In the Luke passage, Jesus talked about “faith and love and what it means to serve and to bear one another’s burdens, and they took him to a cliff and wanted to kill him,” Nelson noted. “If we live dangerously, we’re doing it right. It means we have to be willing to give up something, including our lives if necessary.”
“We who work for the Lord ought to be keeping the faith that keeps our lives going with energy and intelligence, love and forbearance, patience, kindness, goodwill and mercy that is needed in the world today,” he said. “It’ll come together if we are willing to take the risk of being misunderstood, even by those who supported us yesterday.”

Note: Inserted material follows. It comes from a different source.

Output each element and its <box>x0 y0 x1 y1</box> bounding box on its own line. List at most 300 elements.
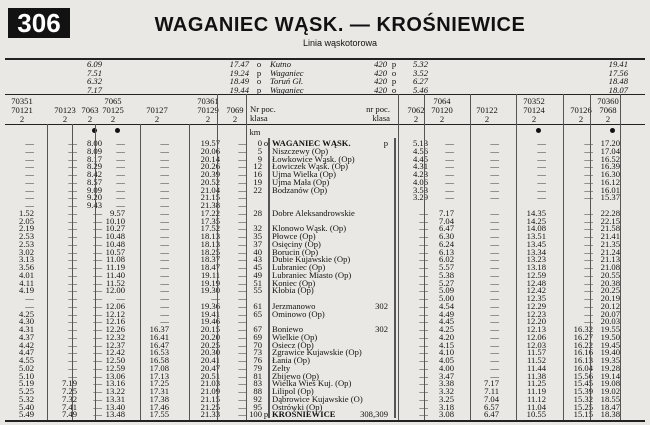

“My prayer for this denomination,” said Nelson, first elected Stated Clerk in 2016 and re-elected in 2020, “is we step up to the spirit and power and love of God and carry that with us everywhere we go … What the world needs right now is spirit, people just like us who carry the gospel, believe in the faith and will give their lives over in service to the Lord.”
“That’s what the prophets did. That prophetic voice spoke truth to power … We’ve got work to do, my friends. God solicits our help and wants us on the team. Are we willing to give something in return for what God gives us?”
“This has been the best job I have ever loved, and I thank you for being a part. Thanks be to God. Amen.”
Following Nelson’s sermon, those in worship laid hands on the Stated Clerk while the Rev. Mark Koenig and Flor Vélaz-Diáz prayed for him and his family. “For his commitment to and passion for the church of Jesus Christ, we thank you,” Vélaz-Diáz prayed. “For his energy, intelligence, imagination and love, we thank you.”
Others helping to lead the service included Nelson’s wife, the Rev. Gail Porter Nelson; the Rev. Edwin González-Castillo; the Rev. Dr. Diane Givens Moffett; Brunhilda Williams-Curington; the Rev. Tricia Dykers Koenig and Kevin Kouba, the music minister at Briargate Presbyterian Church in Louisville, who provided piano music throughout the service.
“Friends, go in peace — not as the world gives peace, but the peace open to each and every one of us,” Nelson said in his benediction. “May we never forget we don’t necessarily work for the Church. We work for the Lord. Go in peace, my friends.”